The emitted wave has the greater frequency.

To find the difference in frequency between the wave that returns to the police car after reflecting from the speeder's car and the original frequency emitted by the police car, we can use the concept of the Doppler effect.

The Doppler effect describes the change in frequency of a wave as perceived by an observer moving relative to the source of the wave.

In this case, the observer is the police car, moving to the right at 27 m/s, and the source of the wave is the speeder's car.

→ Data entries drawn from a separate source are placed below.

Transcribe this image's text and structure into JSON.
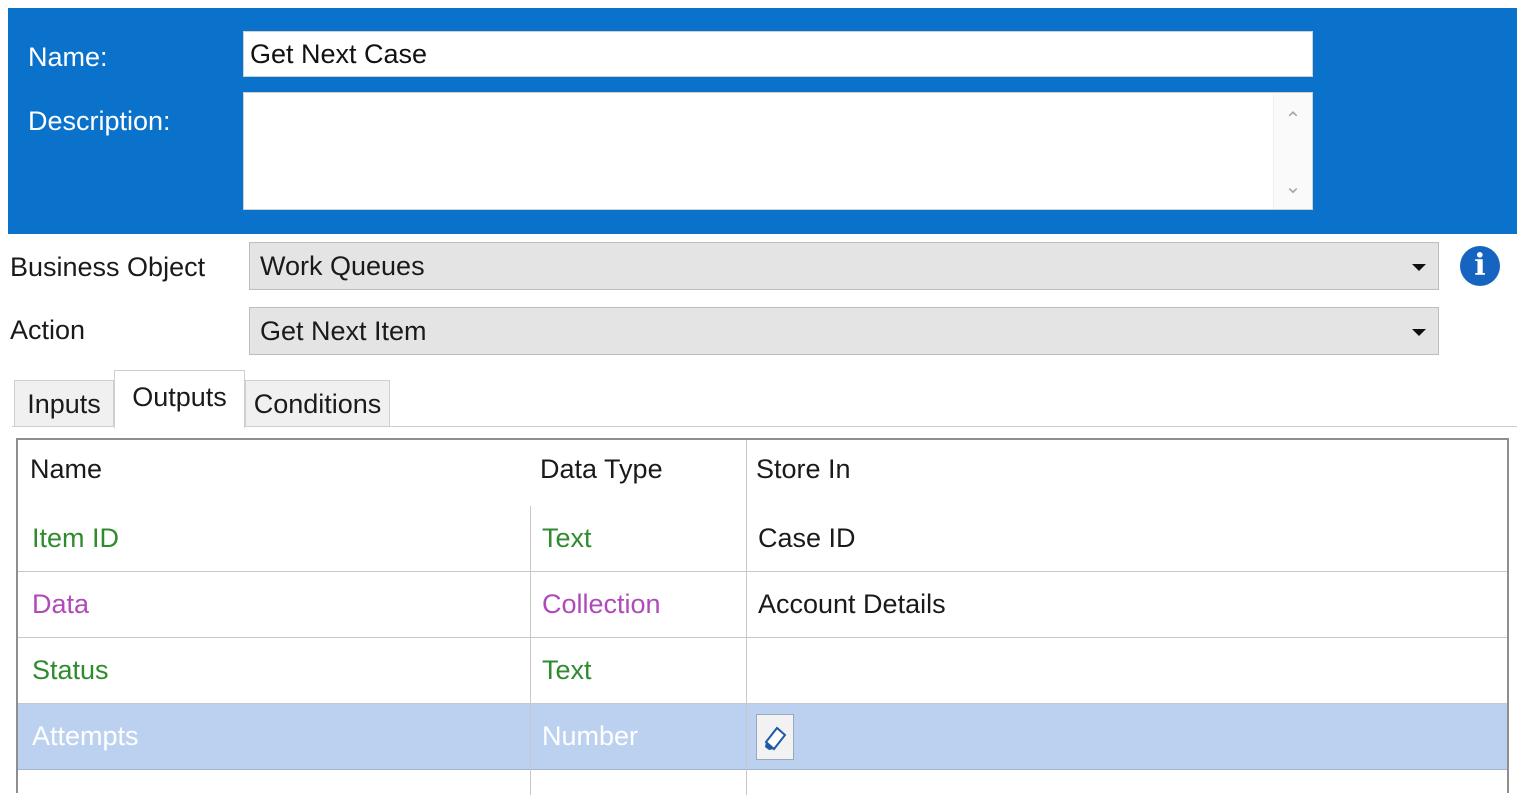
{
  "header": {
    "name_label": "Name:",
    "name_value": "Get Next Case",
    "description_label": "Description:",
    "description_value": ""
  },
  "fields": {
    "business_object_label": "Business Object",
    "business_object_value": "Work Queues",
    "action_label": "Action",
    "action_value": "Get Next Item"
  },
  "tabs": [
    {
      "label": "Inputs"
    },
    {
      "label": "Outputs",
      "active": true
    },
    {
      "label": "Conditions"
    }
  ],
  "grid": {
    "columns": [
      "Name",
      "Data Type",
      "Store In"
    ],
    "rows": [
      {
        "name": "Item ID",
        "type": "Text",
        "store": "Case ID",
        "color": "#2e8b2e"
      },
      {
        "name": "Data",
        "type": "Collection",
        "store": "Account Details",
        "color": "#b04ab8"
      },
      {
        "name": "Status",
        "type": "Text",
        "store": "",
        "color": "#2e8b2e"
      },
      {
        "name": "Attempts",
        "type": "Number",
        "store": "",
        "color": "#ffffff",
        "selected": true
      }
    ]
  },
  "colors": {
    "header_bg": "#0b72cc",
    "selected_row": "#bcd1ef",
    "text_type": "#2e8b2e",
    "collection_type": "#b04ab8"
  },
  "icons": [
    "info-icon",
    "dropdown-arrow-icon",
    "scroll-up-icon",
    "scroll-down-icon",
    "edit-icon"
  ]
}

The formula for the Doppler effect is given by:

Δf/f = v/c

Where:
Δf is the change in frequency
f is the original frequency emitted by the source (7.00 x 10^9 Hz)
v is the relative velocity between the observer and the source (27 m/s - (-35 m/s) = 62 m/s)
c is the speed of light (approximately 3.00 x 10^8 m/s)

Plugging in the values:

Δf/ (7.00 x 10^9 Hz) = (62 m/s) / (3.00 x 10^8 m/s)

Δf = (7.00 x 10^9 Hz) * (62 m/s) / (3.00 x 10^8 m/s)

Δf = 1.44 x 10^5 Hz

Therefore, the difference between the frequency of the wave that returns to the police car after reflecting from the speeder's car and the original frequency emitted by the police car is 1.44 x 10^5 Hz.

To find the difference between the frequency of the wave that returns to the police car after reflecting from the speeder's car and the original frequency emitted by the police car, we need to consider the Doppler effect.

The Doppler effect is the change in frequency or wavelength of a wave as observed by an observer moving relative to the source of the wave.

In this scenario, the police car is moving towards the speeder's car, so the observer (police officer) is moving towards the source of the wave (speeder's car). This is known as a positive Doppler effect because the observer is approaching the source.

The formula for the Doppler effect in this case is given by:

f' = (c + v₁) / (c - v₂) * f,

where f' is the frequency observed by the police officer, c is the speed of light (approximately 3.00 x 10^8 m/s), v₁ is the velocity of the police car (27 m/s to the right), v₂ is the velocity of the speeder's car (35 m/s), and f is the original frequency emitted by the police car (7.00 x 10^9 Hz).

Plugging in the given values, we can calculate the difference in frequency:

f' = (3.00 x 10^8 + 27) / (3.00 x 10^8 - 35) * 7.00 x 10^9 Hz

f' ≈ 7.009 Hz

Therefore, the difference between the frequency of the wave that returns to the police car after reflecting from the speeder's car and the original frequency emitted by the police car is approximately 7.009 Hz.